“What’s the scope of that old one, the one you’ve got in your hand?”
“Oh, that!” said Mr. Sturgeon, looking at it as if it were a reptile. “You remember, I am sure you must have heard it at the time, most of the money was left to the other, what was her ridiculous name? Something fantastic, I know.”
“Stella,” the executor said, peering eagerly through his double gold glasses at the paper, into which his fellow executor showed no inclination to give him further insight.
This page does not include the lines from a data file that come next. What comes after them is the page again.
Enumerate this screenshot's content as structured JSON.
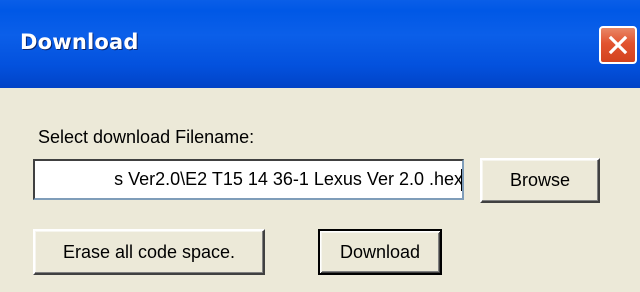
{
  "window": {
    "title": "Download",
    "close_label": "×"
  },
  "form": {
    "filename_label": "Select download Filename:",
    "filename_value": "s Ver2.0\\E2 T15 14 36-1 Lexus Ver 2.0 .hex"
  },
  "buttons": {
    "browse": "Browse",
    "erase": "Erase all code space.",
    "download": "Download"
  },
  "icons": {
    "close": "close-icon"
  },
  "colors": {
    "titlebar": "#0058e6",
    "close_button": "#e2532f",
    "dialog_bg": "#ece9d8"
  }
}
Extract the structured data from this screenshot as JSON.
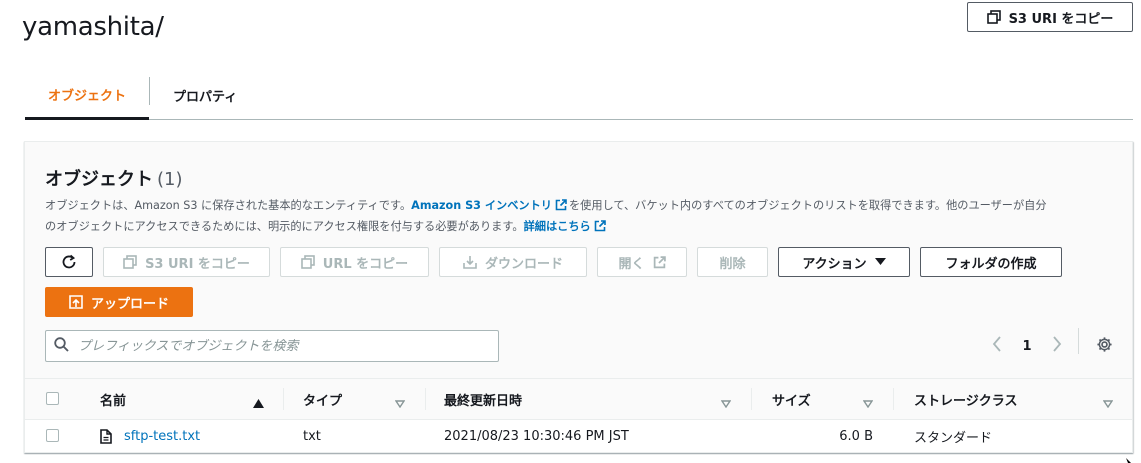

“That’s it, Stella! because she was his favourite—the eldest sister, to my mind, being much the nicest of the two.”
“She is a nice, quiet girl,” said Mr. Turny. And he thought with a grudge of Fred, who might have been coming into this fine fortune if he had been worth his salt. “There is this advantage in it,” he said, “it makes a fine solid lump of money. Divide it, and it’s not half the good.”
“A man shouldn’t have a lot of children who entertains that idea,” said Mr. Sturgeon.
“That’s quite true. If Mr. Tredgold had kept up his business as I have done; but you see I can provide for my boys without touching my capital. They are both in the business, and smart fellows, too, I can tell you. It does not suffer in their hands.”
“We haven’t got girls going into business—yet,” said the solicitor; “there is no saying, though, what we may see in that way in a year or two; they are going it now, the women are.”
“No girls of mine certainly shall ever do so. A woman’s sphere is ’ome. Let ’em marry and look after their families, that is what I always say to mine.”
“They are best off who have none,” said the solicitor briefly. He was an old bachelor, and much looked down upon by his city clients, who thought little of a man who had never achieved a wife and belongings of his own.